1.5.2 Nanoporous AAO membrane based DNA sensor
Recent science report has proven that the nanoporous AAO membrane has beaten other materials in the application of DNA analysis. Due to the advantages of low auto-fluorescence, high porosity which allows for high flow rates through the membrane, good transparency as well as the small pore diameter which is comparable to the DNA length, the nanoporous AAO membrane is widely used in for the application of DNA detection and sensing.

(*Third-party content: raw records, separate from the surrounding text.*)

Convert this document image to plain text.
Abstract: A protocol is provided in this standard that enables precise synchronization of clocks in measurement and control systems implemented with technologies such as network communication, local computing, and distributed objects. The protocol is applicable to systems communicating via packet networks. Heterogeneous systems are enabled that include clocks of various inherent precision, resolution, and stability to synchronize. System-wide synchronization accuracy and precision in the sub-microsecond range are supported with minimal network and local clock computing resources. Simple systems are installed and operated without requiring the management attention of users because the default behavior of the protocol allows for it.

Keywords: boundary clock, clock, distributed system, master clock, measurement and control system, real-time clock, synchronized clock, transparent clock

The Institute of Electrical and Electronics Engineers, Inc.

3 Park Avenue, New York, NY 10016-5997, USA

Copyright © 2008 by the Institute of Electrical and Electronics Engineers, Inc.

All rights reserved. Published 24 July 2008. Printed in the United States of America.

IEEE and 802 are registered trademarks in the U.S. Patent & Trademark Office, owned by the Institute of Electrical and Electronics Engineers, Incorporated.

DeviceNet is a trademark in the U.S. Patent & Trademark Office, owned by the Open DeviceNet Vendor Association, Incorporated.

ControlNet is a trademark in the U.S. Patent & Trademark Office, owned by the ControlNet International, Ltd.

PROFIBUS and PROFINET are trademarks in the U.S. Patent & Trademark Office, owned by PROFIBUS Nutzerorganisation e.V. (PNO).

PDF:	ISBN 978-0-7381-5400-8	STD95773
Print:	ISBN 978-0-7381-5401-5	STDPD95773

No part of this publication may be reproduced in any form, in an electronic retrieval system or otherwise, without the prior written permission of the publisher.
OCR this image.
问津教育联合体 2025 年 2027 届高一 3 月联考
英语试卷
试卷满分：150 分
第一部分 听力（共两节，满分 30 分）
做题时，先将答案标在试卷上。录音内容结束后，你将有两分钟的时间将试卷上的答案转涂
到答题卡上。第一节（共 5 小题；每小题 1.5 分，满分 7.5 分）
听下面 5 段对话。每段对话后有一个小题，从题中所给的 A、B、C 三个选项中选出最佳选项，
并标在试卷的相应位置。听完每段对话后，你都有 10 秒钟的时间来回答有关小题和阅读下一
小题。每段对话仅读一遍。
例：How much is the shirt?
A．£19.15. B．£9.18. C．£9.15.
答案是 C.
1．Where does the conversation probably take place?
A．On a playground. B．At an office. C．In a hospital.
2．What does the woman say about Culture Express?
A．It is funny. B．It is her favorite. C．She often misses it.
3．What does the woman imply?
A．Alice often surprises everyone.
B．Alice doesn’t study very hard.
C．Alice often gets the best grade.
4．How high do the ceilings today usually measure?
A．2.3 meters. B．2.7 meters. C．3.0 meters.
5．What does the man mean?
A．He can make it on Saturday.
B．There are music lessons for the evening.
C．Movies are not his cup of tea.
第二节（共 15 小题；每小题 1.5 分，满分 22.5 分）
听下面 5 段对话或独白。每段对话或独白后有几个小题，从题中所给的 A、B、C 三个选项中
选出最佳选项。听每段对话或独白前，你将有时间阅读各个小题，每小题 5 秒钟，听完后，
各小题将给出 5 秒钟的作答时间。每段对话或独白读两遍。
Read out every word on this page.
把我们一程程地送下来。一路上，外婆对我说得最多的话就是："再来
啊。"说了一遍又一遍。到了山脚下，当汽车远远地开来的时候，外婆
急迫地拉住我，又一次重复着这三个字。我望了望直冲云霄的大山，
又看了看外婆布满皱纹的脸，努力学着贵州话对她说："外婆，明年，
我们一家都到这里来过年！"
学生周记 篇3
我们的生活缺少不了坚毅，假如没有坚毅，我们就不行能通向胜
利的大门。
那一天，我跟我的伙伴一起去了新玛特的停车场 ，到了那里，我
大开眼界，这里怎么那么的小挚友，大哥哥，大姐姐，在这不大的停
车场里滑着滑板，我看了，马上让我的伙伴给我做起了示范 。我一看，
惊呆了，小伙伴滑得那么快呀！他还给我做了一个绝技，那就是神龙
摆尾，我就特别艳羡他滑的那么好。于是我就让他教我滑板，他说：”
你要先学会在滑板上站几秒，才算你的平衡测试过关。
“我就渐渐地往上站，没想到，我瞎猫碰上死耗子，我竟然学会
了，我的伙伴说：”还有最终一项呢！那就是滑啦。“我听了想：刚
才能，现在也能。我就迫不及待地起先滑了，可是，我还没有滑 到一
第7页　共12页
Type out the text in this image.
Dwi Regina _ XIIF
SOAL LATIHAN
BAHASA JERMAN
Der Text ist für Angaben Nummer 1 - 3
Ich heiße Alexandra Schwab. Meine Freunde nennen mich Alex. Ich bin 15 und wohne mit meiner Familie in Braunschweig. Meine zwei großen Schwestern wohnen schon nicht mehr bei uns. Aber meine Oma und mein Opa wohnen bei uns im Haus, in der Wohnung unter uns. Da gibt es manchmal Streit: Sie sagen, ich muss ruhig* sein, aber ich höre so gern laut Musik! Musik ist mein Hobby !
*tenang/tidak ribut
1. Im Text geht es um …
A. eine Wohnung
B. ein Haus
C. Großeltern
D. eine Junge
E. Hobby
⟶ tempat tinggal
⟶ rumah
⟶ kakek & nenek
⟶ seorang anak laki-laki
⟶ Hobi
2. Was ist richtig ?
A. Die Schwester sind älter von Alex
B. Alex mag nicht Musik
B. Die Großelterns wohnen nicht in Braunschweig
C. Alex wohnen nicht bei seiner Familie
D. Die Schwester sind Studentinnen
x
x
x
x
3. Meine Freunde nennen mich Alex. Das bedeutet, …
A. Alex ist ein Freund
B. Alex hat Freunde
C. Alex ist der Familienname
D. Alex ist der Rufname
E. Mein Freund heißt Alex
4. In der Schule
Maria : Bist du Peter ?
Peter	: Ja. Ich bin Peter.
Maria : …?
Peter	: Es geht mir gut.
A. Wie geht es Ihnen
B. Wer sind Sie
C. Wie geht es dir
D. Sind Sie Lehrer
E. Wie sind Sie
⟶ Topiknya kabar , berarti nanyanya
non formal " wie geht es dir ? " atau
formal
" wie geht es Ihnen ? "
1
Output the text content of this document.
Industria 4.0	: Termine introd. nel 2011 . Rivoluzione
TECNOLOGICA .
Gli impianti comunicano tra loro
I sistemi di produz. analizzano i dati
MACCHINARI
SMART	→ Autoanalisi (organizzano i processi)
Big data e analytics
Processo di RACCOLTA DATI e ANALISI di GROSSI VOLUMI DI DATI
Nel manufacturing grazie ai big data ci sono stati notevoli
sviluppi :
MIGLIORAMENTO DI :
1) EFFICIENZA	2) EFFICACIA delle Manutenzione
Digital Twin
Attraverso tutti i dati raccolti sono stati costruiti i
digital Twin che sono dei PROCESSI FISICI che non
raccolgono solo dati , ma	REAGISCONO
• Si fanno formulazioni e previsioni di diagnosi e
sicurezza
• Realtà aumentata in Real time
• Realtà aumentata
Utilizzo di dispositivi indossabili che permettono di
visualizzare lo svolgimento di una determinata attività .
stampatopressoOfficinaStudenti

A capacitance sensor based on a nanoporous AAO structure was fabricated for DNA hybridization sensing (Kang et al. 2010). The AAO membrane served as a template and the gold nanowires which was made by depositing gold film on surface of membrane were used as the working and counter electrode respectively. The capacitance of the sensor decreased greatly when the complementary DNA molecules were provided. The selectivity was proved good by integrating three sensors into the capacitance sensor array. One of these sensors was unmodified and the other two were modified with complementary DNA and non-complementary DNA respectively.
Kim et al. described a microfluidic system made of polydimethylsiloxane (PDMS) with AAO embedded with it for DNA extraction from blood sample. The permeation rate was used to measure the extraction efficiency. A low permeation rate indicates that the DNA was captured on the membrane and not allowed to pass through the membrane. The eluted DNA from blood sample was further amplified by PCR (Kim and Gale 2008).
In addition, DNA molecules were also detected by method of fluorescence (Kim et al. 2006), surface charge effect (Wang and Smirnov 2009), electrochemical (Vlassiouk et al. 2005), Optical and IR adsorption (Vlassiouk et al. 2004) because of the low auto-fluorescence, high negative charge, small pore diameter and optical transparency of the nanoporous AAO membrane.